The Voldemort within him felt a surge of almost religious fervor, a crusader's zeal. He was not merely a conqueror; he was a purifier, a bringer of true order against the chaotic whispers of these death cults. His war against Braavos was becoming more than a strategic necessity; it was becoming a holy war, with himself as its sole, ultimate deity.
He looked out from the Great Pyramid, over the sprawling city of Meereen, now firmly yoked to his will. Beyond lay Astapor, Yunkai, the new fortifications rising in the Basilisk Isles, the tendrils of his power reaching back towards Westeros. His empire was growing, solidifying. But the nine-armed kraken was a reminder that other, older powers still lurked in the shadows, resentful of his ascent, capable of striking from unexpected quarters.

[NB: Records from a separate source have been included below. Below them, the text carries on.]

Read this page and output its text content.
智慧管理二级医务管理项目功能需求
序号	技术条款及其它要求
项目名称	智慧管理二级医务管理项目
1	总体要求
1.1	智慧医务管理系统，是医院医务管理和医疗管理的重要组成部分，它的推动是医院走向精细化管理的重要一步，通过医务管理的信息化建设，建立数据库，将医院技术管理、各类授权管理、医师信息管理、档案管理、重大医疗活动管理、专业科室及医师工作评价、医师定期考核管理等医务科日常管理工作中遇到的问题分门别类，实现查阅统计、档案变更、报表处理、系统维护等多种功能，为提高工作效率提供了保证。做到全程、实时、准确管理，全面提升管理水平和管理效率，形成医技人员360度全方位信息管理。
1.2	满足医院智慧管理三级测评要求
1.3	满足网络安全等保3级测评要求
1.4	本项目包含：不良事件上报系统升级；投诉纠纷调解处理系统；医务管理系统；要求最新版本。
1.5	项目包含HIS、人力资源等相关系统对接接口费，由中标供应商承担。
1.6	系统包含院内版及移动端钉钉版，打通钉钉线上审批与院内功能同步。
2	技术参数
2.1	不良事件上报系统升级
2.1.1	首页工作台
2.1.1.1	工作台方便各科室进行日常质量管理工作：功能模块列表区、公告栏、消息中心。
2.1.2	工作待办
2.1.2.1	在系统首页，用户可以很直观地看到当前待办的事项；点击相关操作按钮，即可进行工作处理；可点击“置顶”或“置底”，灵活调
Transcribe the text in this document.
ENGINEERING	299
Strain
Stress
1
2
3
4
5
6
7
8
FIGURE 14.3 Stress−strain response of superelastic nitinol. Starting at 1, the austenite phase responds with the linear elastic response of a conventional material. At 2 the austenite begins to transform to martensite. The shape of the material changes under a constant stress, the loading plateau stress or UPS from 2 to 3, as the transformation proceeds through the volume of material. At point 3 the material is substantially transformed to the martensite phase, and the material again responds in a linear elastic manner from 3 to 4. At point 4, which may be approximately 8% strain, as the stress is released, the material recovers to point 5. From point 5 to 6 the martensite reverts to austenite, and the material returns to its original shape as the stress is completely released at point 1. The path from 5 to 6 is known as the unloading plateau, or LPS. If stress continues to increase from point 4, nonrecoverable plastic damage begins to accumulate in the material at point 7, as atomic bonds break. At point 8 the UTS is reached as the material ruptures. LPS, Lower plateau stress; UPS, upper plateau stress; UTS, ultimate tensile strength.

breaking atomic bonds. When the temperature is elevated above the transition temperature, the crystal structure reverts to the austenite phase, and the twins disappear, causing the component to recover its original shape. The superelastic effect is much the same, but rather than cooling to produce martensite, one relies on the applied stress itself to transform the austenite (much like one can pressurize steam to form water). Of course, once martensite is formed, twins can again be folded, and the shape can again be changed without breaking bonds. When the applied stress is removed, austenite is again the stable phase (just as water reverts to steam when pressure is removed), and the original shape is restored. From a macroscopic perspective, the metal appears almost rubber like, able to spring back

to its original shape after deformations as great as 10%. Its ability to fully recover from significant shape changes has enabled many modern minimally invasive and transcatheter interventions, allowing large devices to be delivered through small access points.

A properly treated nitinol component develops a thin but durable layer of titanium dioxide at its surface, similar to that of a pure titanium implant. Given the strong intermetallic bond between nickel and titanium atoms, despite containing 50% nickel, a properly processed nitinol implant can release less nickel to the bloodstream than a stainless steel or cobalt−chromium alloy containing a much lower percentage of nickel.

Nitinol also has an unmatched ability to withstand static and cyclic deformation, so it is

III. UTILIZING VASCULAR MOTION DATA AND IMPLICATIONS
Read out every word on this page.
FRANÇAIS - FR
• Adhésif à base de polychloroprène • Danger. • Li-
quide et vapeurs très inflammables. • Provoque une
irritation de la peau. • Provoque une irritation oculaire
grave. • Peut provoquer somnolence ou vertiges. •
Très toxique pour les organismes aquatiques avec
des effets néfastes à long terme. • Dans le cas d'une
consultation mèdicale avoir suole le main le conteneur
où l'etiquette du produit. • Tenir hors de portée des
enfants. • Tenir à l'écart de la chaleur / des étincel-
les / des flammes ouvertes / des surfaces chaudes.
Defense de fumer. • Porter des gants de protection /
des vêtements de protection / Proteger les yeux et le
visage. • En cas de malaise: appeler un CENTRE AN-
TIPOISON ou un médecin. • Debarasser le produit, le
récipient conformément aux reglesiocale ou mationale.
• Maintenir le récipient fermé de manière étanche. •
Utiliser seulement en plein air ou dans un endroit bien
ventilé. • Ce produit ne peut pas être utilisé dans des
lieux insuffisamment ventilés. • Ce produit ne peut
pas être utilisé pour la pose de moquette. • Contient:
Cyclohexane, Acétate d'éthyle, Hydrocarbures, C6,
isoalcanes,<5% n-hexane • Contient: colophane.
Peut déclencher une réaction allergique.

The assassin was still out there. The cult that served her was still active. Braavos, the Titan of the North, still stood defiant, its fogs mocking his dragons.
Baelon clenched his fist around the cold, ancient coin. The Kraken's Debt, he had called it in his mind. And it was a debt he intended to collect, in full, with interest compounded in blood and terror. The next move would be his, and it would be designed to drag these shadow-worshippers, and their drowned god, screaming into the unforgiving light of his wrath. The game had just begun to reveal its true, terrifying depths.